A statistician is usually able to work regular hours in an office. Some occasional travel may be required to present the final set of data. Additional duties can vary widely depending upon the field the statistician is working in. Academic statisticians, for example, may have teaching duties during some hours of the day.
Statistician Salary and Wages
The salary and wages for a statistician will vary with experience level and the field of study. As of May 2008, the median annual salary-and-wage for statisticians was $72,610. The middle 50 percent of statisticians received wages from $52,730 to $95,170. Statisticians employed by the federal government were paid an average of $92,322 as of March 2009. At the same point in time, mathematical statisticians were averaging $107,015 for their salary.*
*According to the BLS, http://www.bls.gov/oco/
Depending on the field of employment, statisticians may seek a range of certifications. For example, an actuary (a statistician who works to assess the likelihood of risk through numbers) may receive certification through the Society of Actuaries (SOA) for health benefit systems, life insurance, and retirement systems. A certification can demonstrate competence and commitment to the field of employment and allow statisticians to show their qualifications for the field.

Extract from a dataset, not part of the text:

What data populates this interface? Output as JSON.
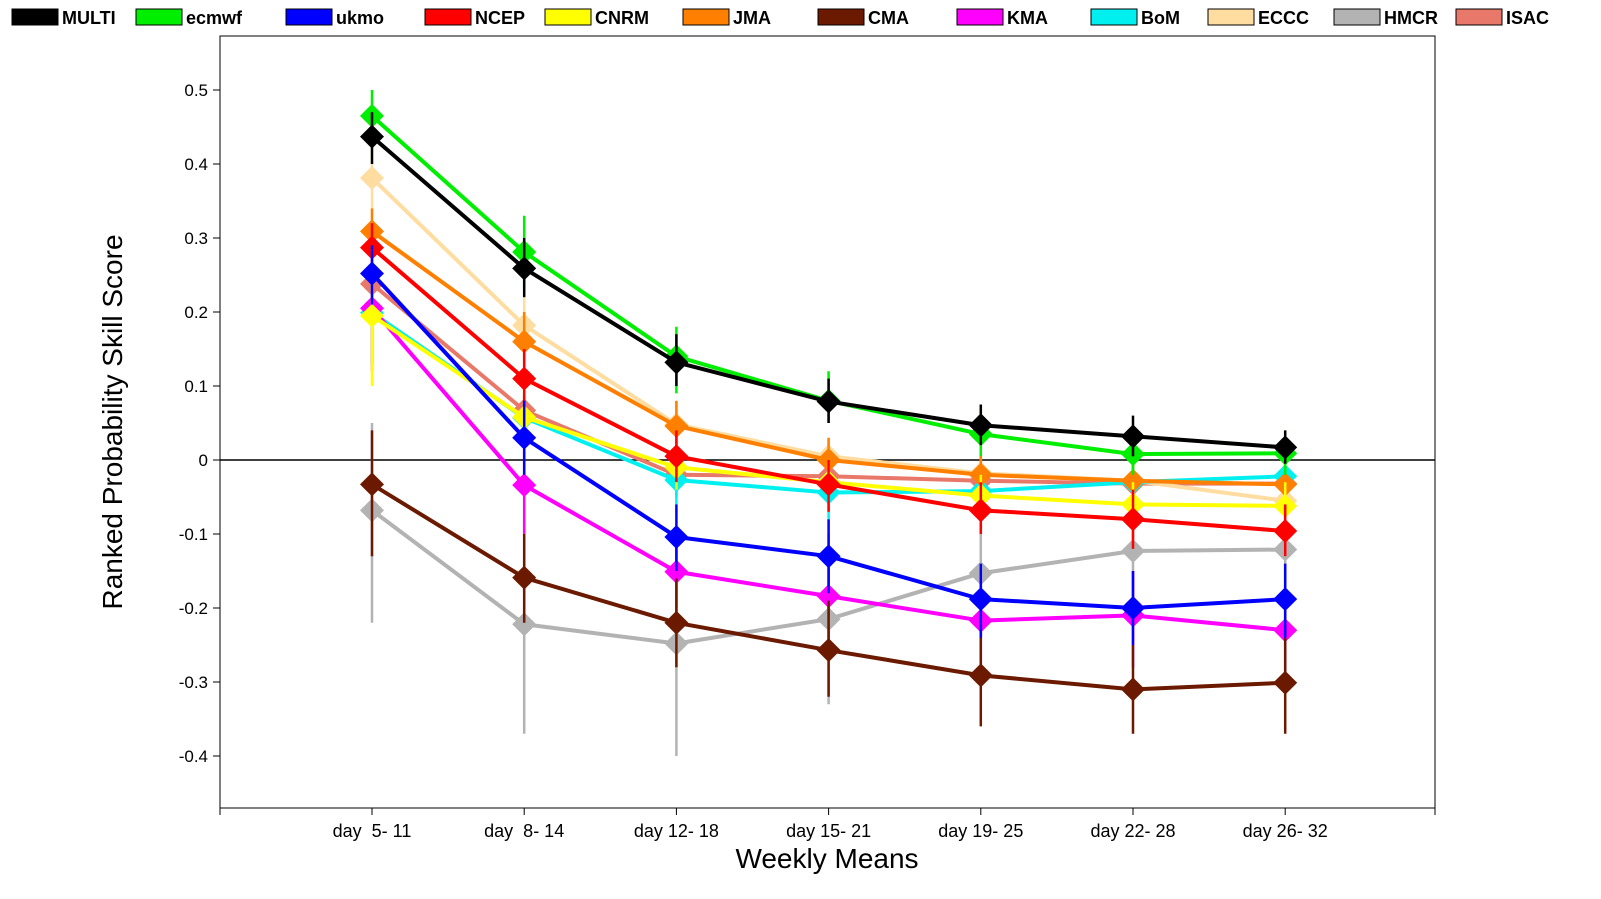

Statistician Professional Associations
The American Statistical Association (ASA) is the primary overarching association for statisticians and statistics-related occupations, and has been in existence since 1839. The ASA promotes the advancement of statistical science, with research journals, seminars, and member networking. ASA members number over 18,000 and are working in more than 90 countries around the world.
Professional associations for more specific statistical fields will depend upon the field of study.